Population Matters, a UK-based charity that campaigns for a “sustainable human population” said it had chosen the couple to receive an award for their “enlightened” decision.

Harry previously told British Vogue he and Meghan would have “maximum” two children. The couple’s son, Archie was born in May 2019, followed by their daughter, Lilibet ‘Lili’ Diana in June this year.

“In choosing and publicly declaring their intention to limit their family to two, the Duke and Duchess of Sussex are helping to ensure a better future for their children and providing a role model for other families,” a spokesperson for Population Matters said.

“Having a smaller family reduces our impact on the Earth, and provides a better chance for all our children, their children and future generations to flourish on a healthy planet.”

The spokesperson added: “We commend the Duke and Duchess for taking this enlightened decision, and for affirming that a smaller family is also a happy family.”

Harry has publicly spoken about climate change and his concern for the future of the earth on a number of occasions.

During an interview published in Vogue’s September 2019 issue, Harry said he had considered the impact of having children on the environment.

“I’ve always thought: this place is borrowed.
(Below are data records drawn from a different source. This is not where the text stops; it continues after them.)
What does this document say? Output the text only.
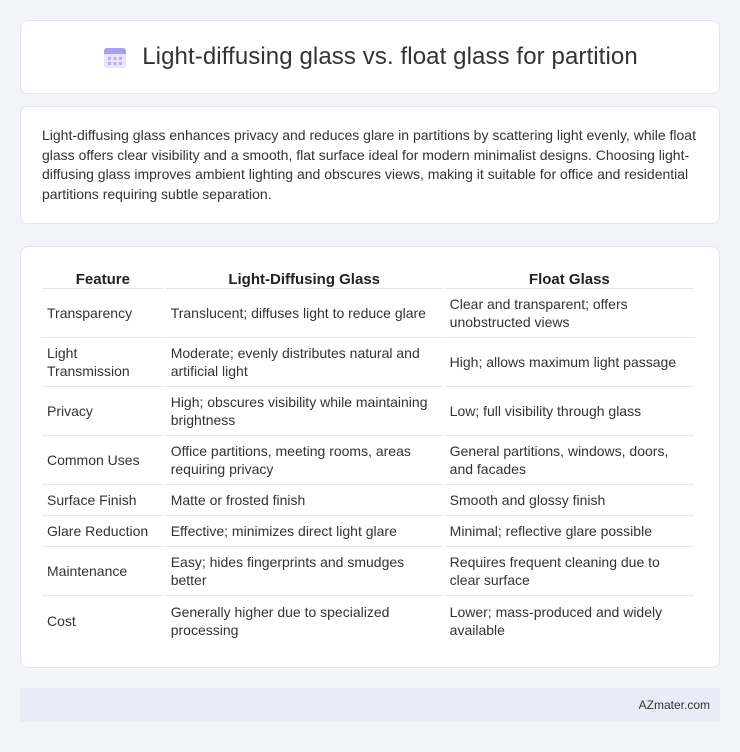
Light-diffusing glass vs. float glass for partition

Light-diffusing glass enhances privacy and reduces glare in partitions by scattering light evenly, while float glass offers clear visibility and a smooth, flat surface ideal for modern minimalist designs. Choosing light-diffusing glass improves ambient lighting and obscures views, making it suitable for office and residential partitions requiring subtle separation.

Feature	Light-Diffusing Glass	Float Glass
Transparency	Translucent; diffuses light to reduce glare	Clear and transparent; offers unobstructed views
Light Transmission	Moderate; evenly distributes natural and artificial light	High; allows maximum light passage
Privacy	High; obscures visibility while maintaining brightness	Low; full visibility through glass
Common Uses	Office partitions, meeting rooms, areas requiring privacy	General partitions, windows, doors, and facades
Surface Finish	Matte or frosted finish	Smooth and glossy finish
Glare Reduction	Effective; minimizes direct light glare	Minimal; reflective glare possible
Maintenance	Easy; hides fingerprints and smudges better	Requires frequent cleaning due to clear surface
Cost	Generally higher due to specialized processing	Lower; mass-produced and widely available
AZmater.com
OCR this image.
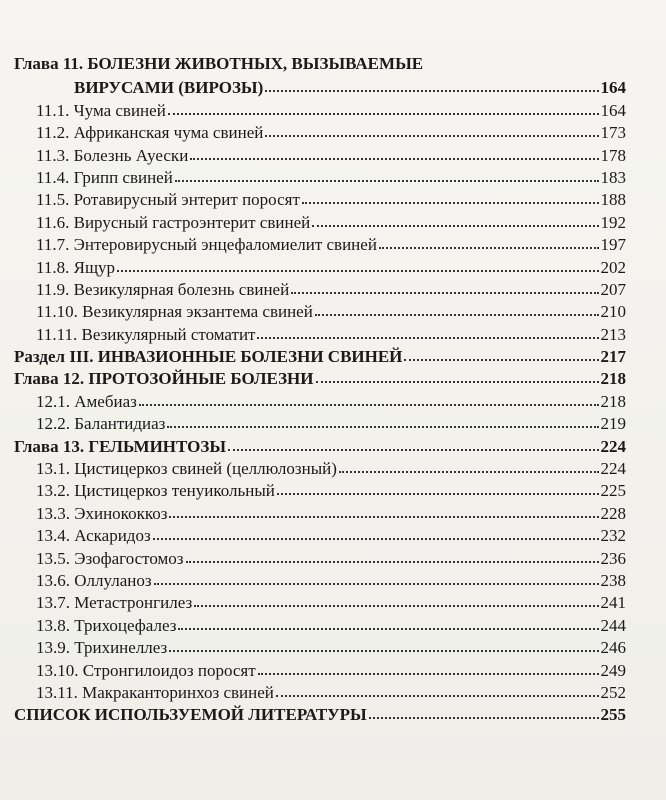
Глава 11. БОЛЕЗНИ ЖИВОТНЫХ, ВЫЗЫВАЕМЫЕ
ВИРУСАМИ (ВИРОЗЫ)	164
11.1. Чума свиней	164
11.2. Африканская чума свиней	173
11.3. Болезнь Ауески	178
11.4. Грипп свиней	183
11.5. Ротавирусный энтерит поросят	188
11.6. Вирусный гастроэнтерит свиней	192
11.7. Энтеровирусный энцефаломиелит свиней	197
11.8. Ящур	202
11.9. Везикулярная болезнь свиней	207
11.10. Везикулярная экзантема свиней	210
11.11. Везикулярный стоматит	213
Раздел III. ИНВАЗИОННЫЕ БОЛЕЗНИ СВИНЕЙ	217
Глава 12. ПРОТОЗОЙНЫЕ БОЛЕЗНИ	218
12.1. Амебиаз	218
12.2. Балантидиаз	219
Глава 13. ГЕЛЬМИНТОЗЫ	224
13.1. Цистицеркоз свиней (целлюлозный)	224
13.2. Цистицеркоз тенуикольный	225
13.3. Эхинококкоз	228
13.4. Аскаридоз	232
13.5. Эзофагостомоз	236
13.6. Оллуланоз	238
13.7. Метастронгилез	241
13.8. Трихоцефалез	244
13.9. Трихинеллез	246
13.10. Стронгилоидоз поросят	249
13.11. Макракантоpинхоз свиней	252
СПИСОК ИСПОЛЬЗУЕМОЙ ЛИТЕРАТУРЫ	255
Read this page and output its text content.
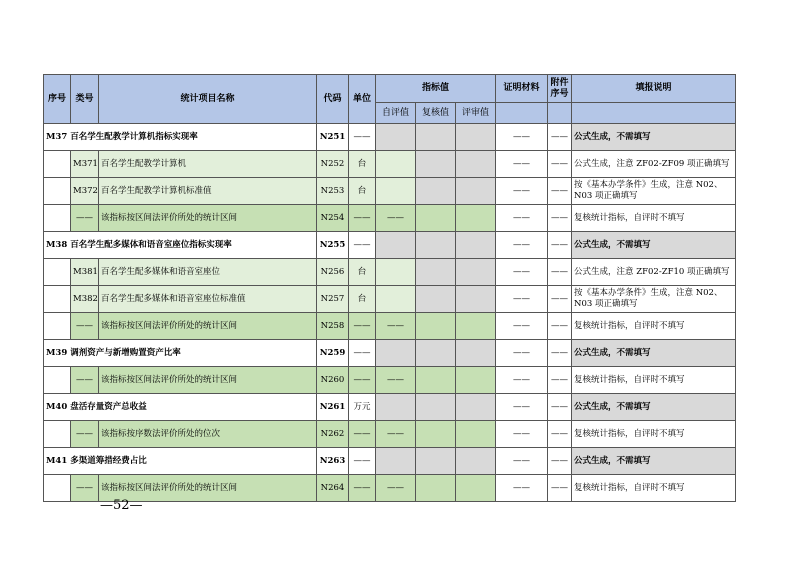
序号	类号	统计项目名称	代码	单位	指标值			证明材料	附件序号	填报说明
					自评值	复核值	评审值			
M37 百名学生配教学计算机指标实现率			N251	——				——	——	公式生成，不需填写
	M371	百名学生配教学计算机	N252	台				——	——	公式生成，注意 ZF02-ZF09 项正确填写
	M372	百名学生配教学计算机标准值	N253	台				——	——	按《基本办学条件》生成，注意 N02、N03 项正确填写
	——	该指标按区间法评价所处的统计区间	N254	——	——			——	——	复核统计指标，自评时不填写
M38 百名学生配多媒体和语音室座位指标实现率			N255	——				——	——	公式生成，不需填写
	M381	百名学生配多媒体和语音室座位	N256	台				——	——	公式生成，注意 ZF02-ZF10 项正确填写
	M382	百名学生配多媒体和语音室座位标准值	N257	台				——	——	按《基本办学条件》生成，注意 N02、N03 项正确填写
	——	该指标按区间法评价所处的统计区间	N258	——	——			——	——	复核统计指标，自评时不填写
M39 调剂资产与新增购置资产比率			N259	——				——	——	公式生成，不需填写
	——	该指标按区间法评价所处的统计区间	N260	——	——			——	——	复核统计指标，自评时不填写
M40 盘活存量资产总收益			N261	万元				——	——	公式生成，不需填写
	——	该指标按序数法评价所处的位次	N262	——	——			——	——	复核统计指标，自评时不填写
M41 多渠道筹措经费占比			N263	——				——	——	公式生成，不需填写
	——	该指标按区间法评价所处的统计区间	N264	——	——			——	——	复核统计指标，自评时不填写
—52—
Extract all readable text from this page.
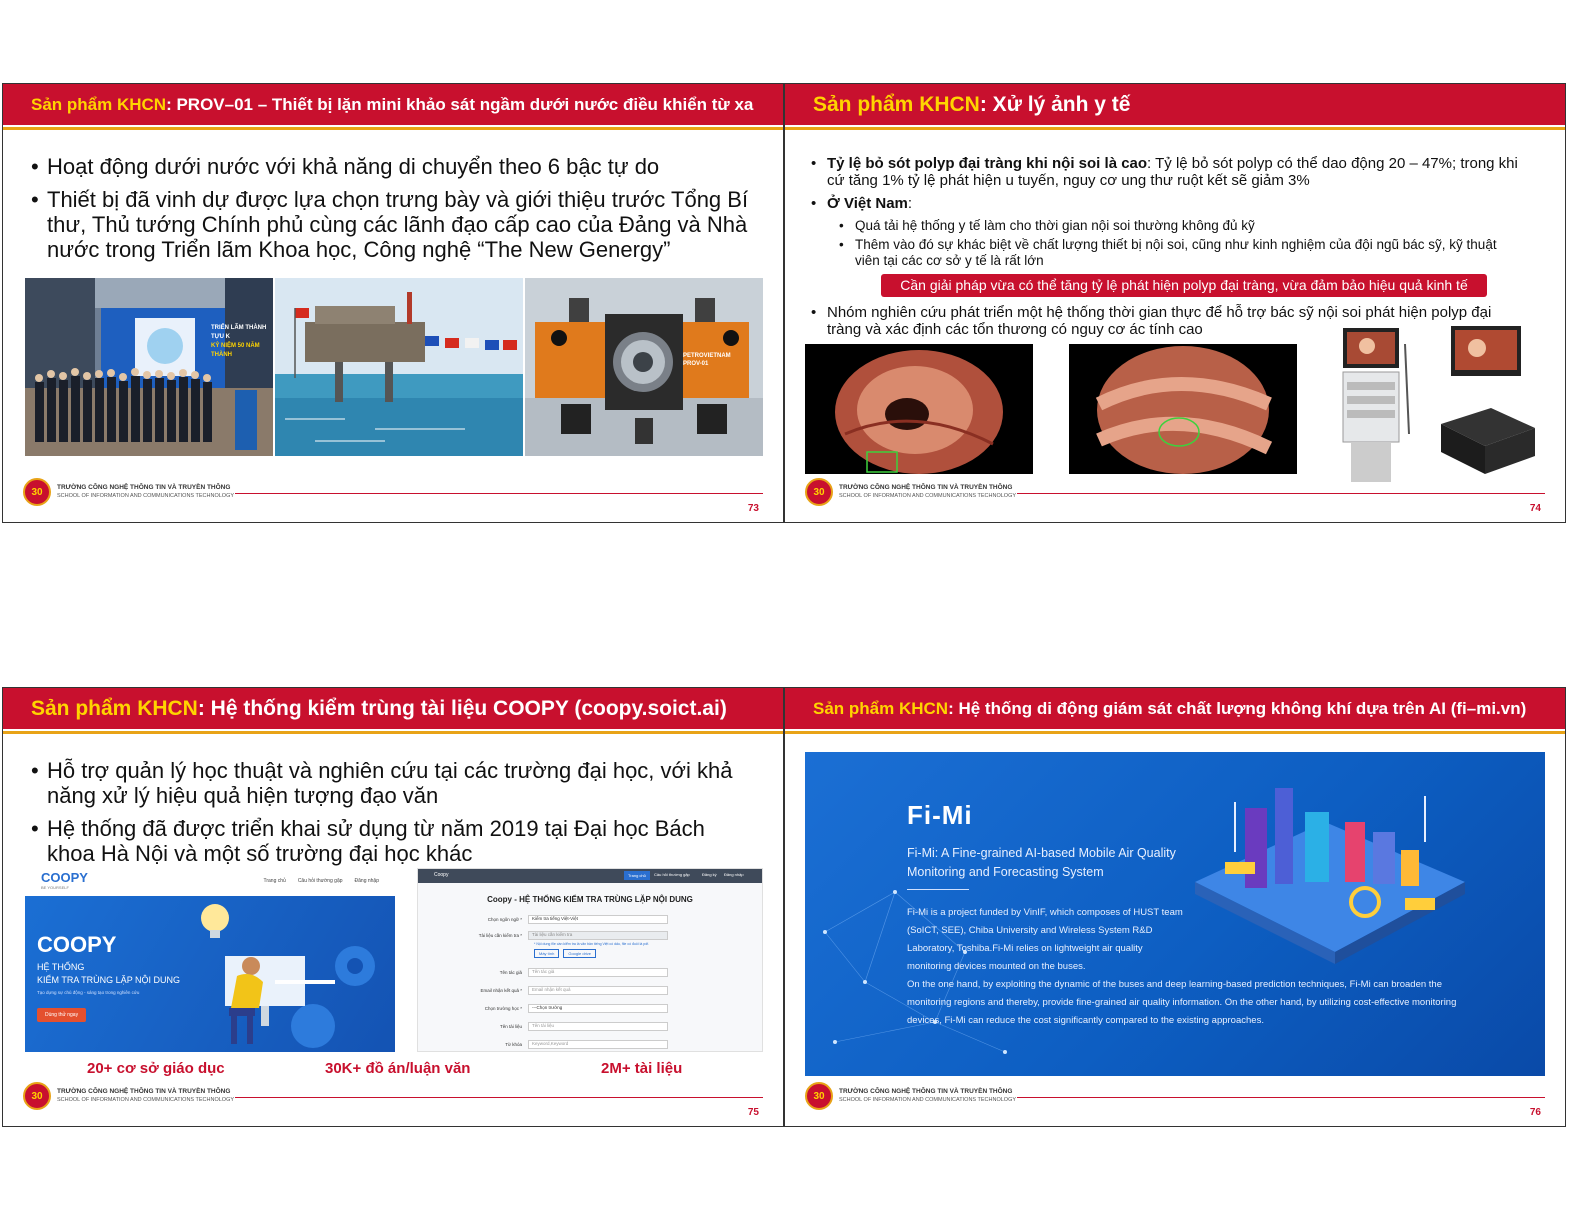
Sản phẩm KHCN : PROV–01 – Thiết bị lặn mini khảo sát ngầm dưới nước điều khiển từ xa
• Hoạt động dưới nước với khả năng di chuyển theo 6 bậc tự do
• Thiết bị đã vinh dự được lựa chọn trưng bày và giới thiệu trước Tổng Bí thư, Thủ tướng Chính phủ cùng các lãnh đạo cấp cao của Đảng và Nhà nước trong Triển lãm Khoa học, Công nghệ “The New Genergy”
TRIỂN LÃM THÀNH TỰU K
KỶ NIỆM 50 NĂM THÀNH	PETROVIETNAM
PROV-01
30	TRƯỜNG CÔNG NGHỆ THÔNG TIN VÀ TRUYỀN THÔNG
SCHOOL OF INFORMATION AND COMMUNICATIONS TECHNOLOGY
73
Sản phẩm KHCN : Xử lý ảnh y tế
• Tỷ lệ bỏ sót polyp đại tràng khi nội soi là cao: Tỷ lệ bỏ sót polyp có thể dao động 20 – 47%; trong khi cứ tăng 1% tỷ lệ phát hiện u tuyến, nguy cơ ung thư ruột kết sẽ giảm 3%
• Ở Việt Nam:
• Quá tải hệ thống y tế làm cho thời gian nội soi thường không đủ kỹ
• Thêm vào đó sự khác biệt về chất lượng thiết bị nội soi, cũng như kinh nghiệm của đội ngũ bác sỹ, kỹ thuật viên tại các cơ sở y tế là rất lớn
Cần giải pháp vừa có thể tăng tỷ lệ phát hiện polyp đại tràng, vừa đảm bảo hiệu quả kinh tế
• Nhóm nghiên cứu phát triển một hệ thống thời gian thực để hỗ trợ bác sỹ nội soi phát hiện polyp đại tràng và xác định các tổn thương có nguy cơ ác tính cao
30	TRƯỜNG CÔNG NGHỆ THÔNG TIN VÀ TRUYỀN THÔNG
SCHOOL OF INFORMATION AND COMMUNICATIONS TECHNOLOGY
74
Sản phẩm KHCN : Hệ thống kiểm trùng tài liệu COOPY (coopy.soict.ai)
• Hỗ trợ quản lý học thuật và nghiên cứu tại các trường đại học, với khả năng xử lý hiệu quả hiện tượng đạo văn
• Hệ thống đã được triển khai sử dụng từ năm 2019 tại Đại học Bách khoa Hà Nội và một số trường đại học khác
COOPY
BE YOURSELF
Trang chủ Câu hỏi thường gặp Đăng nhập
COOPY
HỆ THỐNG
KIỂM TRA TRÙNG LẶP NỘI DUNG
Tạo dựng sự chủ động - sáng tạo trong nghiên cứu
Dùng thử ngay
Coopy	Trang chủ	Câu hỏi thường gặp	Đăng ký Đăng nhập
Coopy - HỆ THỐNG KIỂM TRA TRÙNG LẶP NỘI DUNG
Chọn ngôn ngữ *	Kiểm tra tiếng Việt-Việt
Tài liệu cần kiểm tra *	Tài liệu cần kiểm tra
* Nội dung file cần kiểm tra là văn bản tiếng Việt có dấu, file có đuôi là pdf.
Máy tính	Google drive
Tên tác giả	Tên tác giả
Email nhận kết quả *	Email nhận kết quả
Chọn trường học *	---Chọn trường
Tên tài liệu	Tên tài liệu
Từ khóa	Keyword,Keyword
20+ cơ sở giáo dục	30K+ đồ án/luận văn	2M+ tài liệu
30	TRƯỜNG CÔNG NGHỆ THÔNG TIN VÀ TRUYỀN THÔNG
SCHOOL OF INFORMATION AND COMMUNICATIONS TECHNOLOGY
75
Sản phẩm KHCN : Hệ thống di động giám sát chất lượng không khí dựa trên AI (fi–mi.vn)
Fi-Mi
Fi-Mi: A Fine-grained AI-based Mobile Air Quality Monitoring and Forecasting System
Fi-Mi is a project funded by VinIF, which composes of HUST team (SoICT, SEE), Chiba University and Wireless System R&D Laboratory, Toshiba.Fi-Mi relies on lightweight air quality monitoring devices mounted on the buses.
On the one hand, by exploiting the dynamic of the buses and deep learning-based prediction techniques, Fi-Mi can broaden the monitoring regions and thereby, provide fine-grained air quality information. On the other hand, by utilizing cost-effective monitoring devices, Fi-Mi can reduce the cost significantly compared to the existing approaches.
30	TRƯỜNG CÔNG NGHỆ THÔNG TIN VÀ TRUYỀN THÔNG
SCHOOL OF INFORMATION AND COMMUNICATIONS TECHNOLOGY
76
And, surely, being as intelligent as we all are, or as evolved as we all are supposed to be, we should be able to leave something better behind for the next generation,” he said.

In his documentary on mental health, The Me You Can’t See, which was released in May, Harry described climate change as one of the two “most pressing issues” the world is facing.

“With kids growing up in today’s world, [it’s] pretty depressing right, depending on where you live, your home country is either on fire, it’s either underwater, houses or forests are being flattened,” he said.

Population Matters granted an award to 10 recipients in recognition of their efforts to mark the UN’s World Population Day on Saturday.

Other winners include Emma Gannon, the author of Olive, a novel that addresses the choice to be childfree, Nairashe Maritsa, a teenager fighting child marriage in Zimbabwe and Wendo Aszed, the founder of a women’s empowerment project in rural Kenya.

Each winner will be offered £500 to donate to a charity of their choice.